Shock and dismay. “Why not? I thought that was the whole point.”
“The whole point is to get control of the clouds. To forge a weapon.” She tried to sound reassuring. “I’m sorry I misled you. But the cloud at Lookout is too close.”
“How do you mean?”
“If we get the result we expect, we’re going to learn how to destroy the damned things. But we expect a very big bang. Trigger the cloud at Lookout, and you’d fry them all.”
“How can you know that before you’ve run the test?”
“Because I’m pretty sure I’ve seen other clouds explode. I know what kind of energy they put out.”
And suddenly he understood. “The tewks.”
“Yes.” She’d put it all in the reports, but it was becoming clear he didn’t read the reports.
“All right,” he said. He was still disappointed and he let her see it. “Let me know how it turns out.”
“Okay.” She started to get up, but he waved her back down. Not finished with you yet.

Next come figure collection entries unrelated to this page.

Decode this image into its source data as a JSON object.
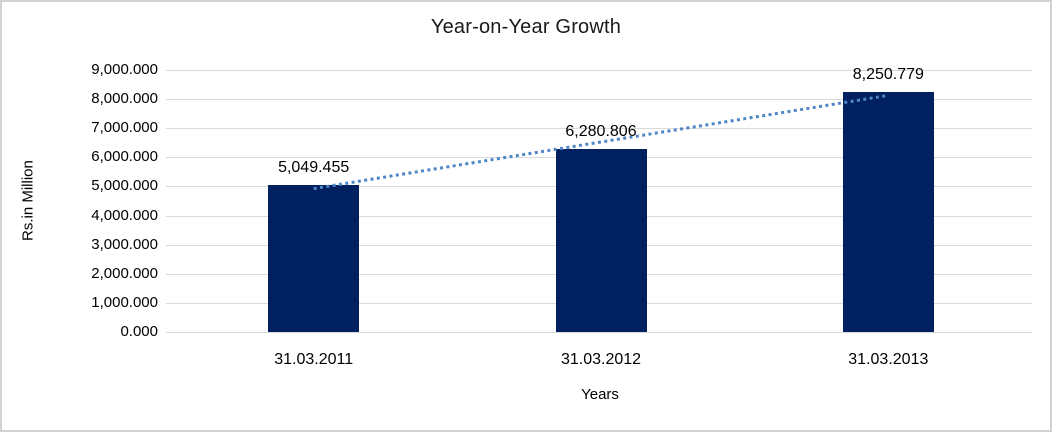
{
  "chart_data": {
    "type": "bar",
    "title": "Year-on-Year Growth",
    "xlabel": "Years",
    "ylabel": "Rs.in Million",
    "categories": [
      "31.03.2011",
      "31.03.2012",
      "31.03.2013"
    ],
    "values": [
      5049.455,
      6280.806,
      8250.779
    ],
    "data_labels": [
      "5,049.455",
      "6,280.806",
      "8,250.779"
    ],
    "y_ticks": [
      "9,000.000",
      "8,000.000",
      "7,000.000",
      "6,000.000",
      "5,000.000",
      "4,000.000",
      "3,000.000",
      "2,000.000",
      "1,000.000",
      "0.000"
    ],
    "ylim": [
      0,
      9000
    ],
    "ytick_step": 1000,
    "grid": true,
    "legend": false,
    "bar_color": "#002060",
    "gridline_color": "#d9d9d9",
    "frame_color": "#d2d2d2",
    "text_color": "#000000",
    "trendline": {
      "type": "linear",
      "style": "dotted",
      "color": "#4e86c6"
    }
  }
}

“Listen, Hutch. I’ve gone along with everything you’ve wanted to do. We sent out Collingdale and his people. We sent out the kite. And we’re sending meals, for God’s sake. We’ll be broke for three years after this. Now you owe me something.
“We’ve gotten some help from the Council on this. So we need to play ball with them. I’m going to tell Tony we’ll go all out to save the poor bastards. That’s what they want, by the way. Save them. Divert the goddam cloud. If you can’t blow it up, make your kite work. Make it happen.
“If you don’t, if the cloud hammers them, we’ll all be in the soup.”
Hutch kept her voice level. “Michael,” she said, “we’ve had thirty years to figure out how to do something about the omegas. The Council felt safe because the danger seemed so far away. It didn’t occur to them that political fallout might come from a different direction. I personally don’t care if they all get voted out. But we are trying to save the Goompahs. We were trying to do it before it became politically popular.”
She was at the door, on her way out, when he called her back. “You’re right, Hutch,” he said. “I know that. Everybody knows it. Which is why the Academy will look so good if we can pull these fat little guys out of the fire.”